Sunday, September 18, 2016

Pension Reform Thoughts

Even though the pension fund that Georgetown participates in is currently deemed by "experts" to be in good shape, that is because they assume a 6.75% annual return on their investments. This of course is delusionary in the current and expected investment environment.  Many investment advisors expect the zero interest rates, or even negative interest rates to persist for an indefinite period.

One way that the Texas Municipal Retirement System(TMRS) could increase their returns would be to terminate the money managers and invest only in low cost index funds. Here are the investment categories and target asset allocations used by TMRS.  Investment managers are employed for all asset classes and were paid $37M in 2015.  The bottom four categories, real estate, real return, absolute return, and private equity typically charge higher management fees because they claim to provide superior returns.  The claim of higher returns for these investments have recently come into question in the financial industry.



TMRS spent $58M in 2015 on investment expenses and administrative staff. It is estimated between $30M and $50M in expense could be eliminated annually using the index approach.
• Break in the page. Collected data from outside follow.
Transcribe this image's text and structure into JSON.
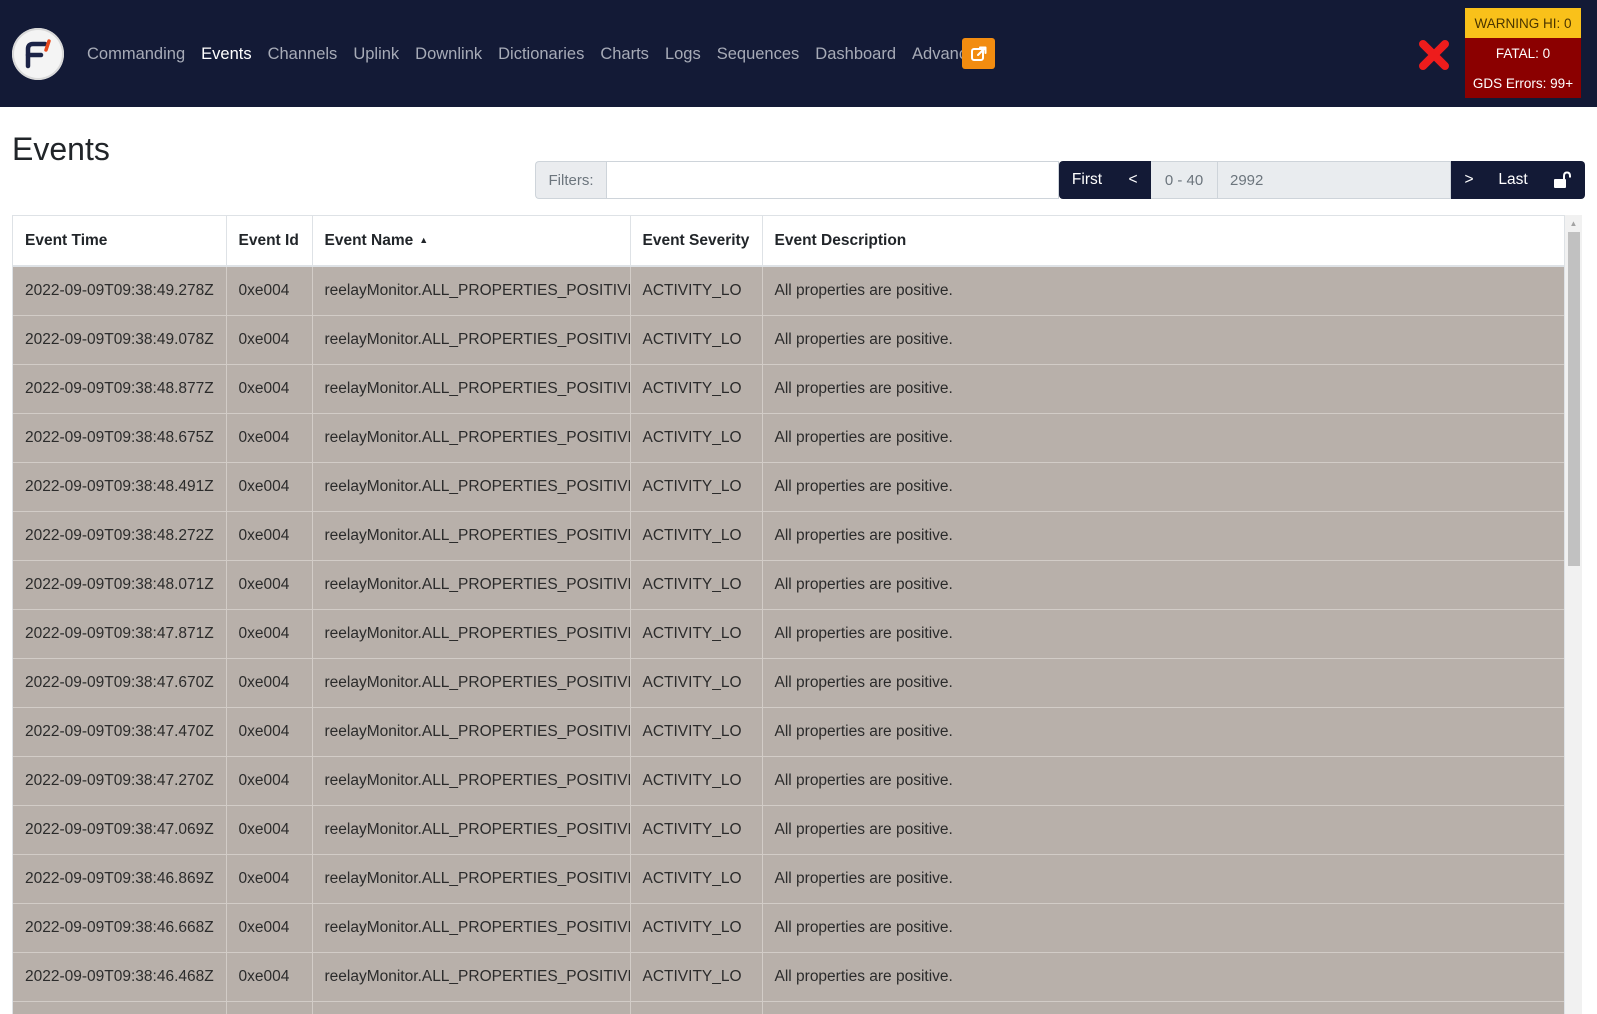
{
  "nav": {
    "items": [
      {
        "label": "Commanding",
        "active": false
      },
      {
        "label": "Events",
        "active": true
      },
      {
        "label": "Channels",
        "active": false
      },
      {
        "label": "Uplink",
        "active": false
      },
      {
        "label": "Downlink",
        "active": false
      },
      {
        "label": "Dictionaries",
        "active": false
      },
      {
        "label": "Charts",
        "active": false
      },
      {
        "label": "Logs",
        "active": false
      },
      {
        "label": "Sequences",
        "active": false
      },
      {
        "label": "Dashboard",
        "active": false
      },
      {
        "label": "Advanced",
        "active": false
      }
    ],
    "popout_icon": "external-link-icon",
    "status_icon": "red-x-icon"
  },
  "status": {
    "warning_hi": "WARNING HI: 0",
    "fatal": "FATAL: 0",
    "gds_errors": "GDS Errors: 99+"
  },
  "page": {
    "title": "Events"
  },
  "filter": {
    "label": "Filters:",
    "value": ""
  },
  "pagination": {
    "first_label": "First",
    "prev_label": "<",
    "range": "0 - 40",
    "total": "2992",
    "next_label": ">",
    "last_label": "Last",
    "lock_icon": "unlock-icon"
  },
  "table": {
    "columns": [
      {
        "label": "Event Time",
        "sort": ""
      },
      {
        "label": "Event Id",
        "sort": ""
      },
      {
        "label": "Event Name",
        "sort": "▲"
      },
      {
        "label": "Event Severity",
        "sort": ""
      },
      {
        "label": "Event Description",
        "sort": ""
      }
    ],
    "rows": [
      [
        "2022-09-09T09:38:49.278Z",
        "0xe004",
        "reelayMonitor.ALL_PROPERTIES_POSITIVE",
        "ACTIVITY_LO",
        "All properties are positive."
      ],
      [
        "2022-09-09T09:38:49.078Z",
        "0xe004",
        "reelayMonitor.ALL_PROPERTIES_POSITIVE",
        "ACTIVITY_LO",
        "All properties are positive."
      ],
      [
        "2022-09-09T09:38:48.877Z",
        "0xe004",
        "reelayMonitor.ALL_PROPERTIES_POSITIVE",
        "ACTIVITY_LO",
        "All properties are positive."
      ],
      [
        "2022-09-09T09:38:48.675Z",
        "0xe004",
        "reelayMonitor.ALL_PROPERTIES_POSITIVE",
        "ACTIVITY_LO",
        "All properties are positive."
      ],
      [
        "2022-09-09T09:38:48.491Z",
        "0xe004",
        "reelayMonitor.ALL_PROPERTIES_POSITIVE",
        "ACTIVITY_LO",
        "All properties are positive."
      ],
      [
        "2022-09-09T09:38:48.272Z",
        "0xe004",
        "reelayMonitor.ALL_PROPERTIES_POSITIVE",
        "ACTIVITY_LO",
        "All properties are positive."
      ],
      [
        "2022-09-09T09:38:48.071Z",
        "0xe004",
        "reelayMonitor.ALL_PROPERTIES_POSITIVE",
        "ACTIVITY_LO",
        "All properties are positive."
      ],
      [
        "2022-09-09T09:38:47.871Z",
        "0xe004",
        "reelayMonitor.ALL_PROPERTIES_POSITIVE",
        "ACTIVITY_LO",
        "All properties are positive."
      ],
      [
        "2022-09-09T09:38:47.670Z",
        "0xe004",
        "reelayMonitor.ALL_PROPERTIES_POSITIVE",
        "ACTIVITY_LO",
        "All properties are positive."
      ],
      [
        "2022-09-09T09:38:47.470Z",
        "0xe004",
        "reelayMonitor.ALL_PROPERTIES_POSITIVE",
        "ACTIVITY_LO",
        "All properties are positive."
      ],
      [
        "2022-09-09T09:38:47.270Z",
        "0xe004",
        "reelayMonitor.ALL_PROPERTIES_POSITIVE",
        "ACTIVITY_LO",
        "All properties are positive."
      ],
      [
        "2022-09-09T09:38:47.069Z",
        "0xe004",
        "reelayMonitor.ALL_PROPERTIES_POSITIVE",
        "ACTIVITY_LO",
        "All properties are positive."
      ],
      [
        "2022-09-09T09:38:46.869Z",
        "0xe004",
        "reelayMonitor.ALL_PROPERTIES_POSITIVE",
        "ACTIVITY_LO",
        "All properties are positive."
      ],
      [
        "2022-09-09T09:38:46.668Z",
        "0xe004",
        "reelayMonitor.ALL_PROPERTIES_POSITIVE",
        "ACTIVITY_LO",
        "All properties are positive."
      ],
      [
        "2022-09-09T09:38:46.468Z",
        "0xe004",
        "reelayMonitor.ALL_PROPERTIES_POSITIVE",
        "ACTIVITY_LO",
        "All properties are positive."
      ],
      [
        "",
        "",
        "",
        "",
        ""
      ]
    ]
  },
  "colors": {
    "navbar": "#131a36",
    "row_bg": "#b8b0aa",
    "warning": "#f9c11a",
    "fatal": "#8b0000",
    "accent_orange": "#f28c10"
  }
}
Georgetown and the TMRS need to use realistic assumptions on investment returns so that a realistic assessment of the retirement fund health can be determined.

In addition, eliminating the money managers needs to be considered.

The final solution for Georgetown and its taxpayers would be to transition to a "defined contribution" retirement system which is prevalent in the private sector.  This would minimize the risk to the City and it's taxpayers.

Get involved, talk with your city council members.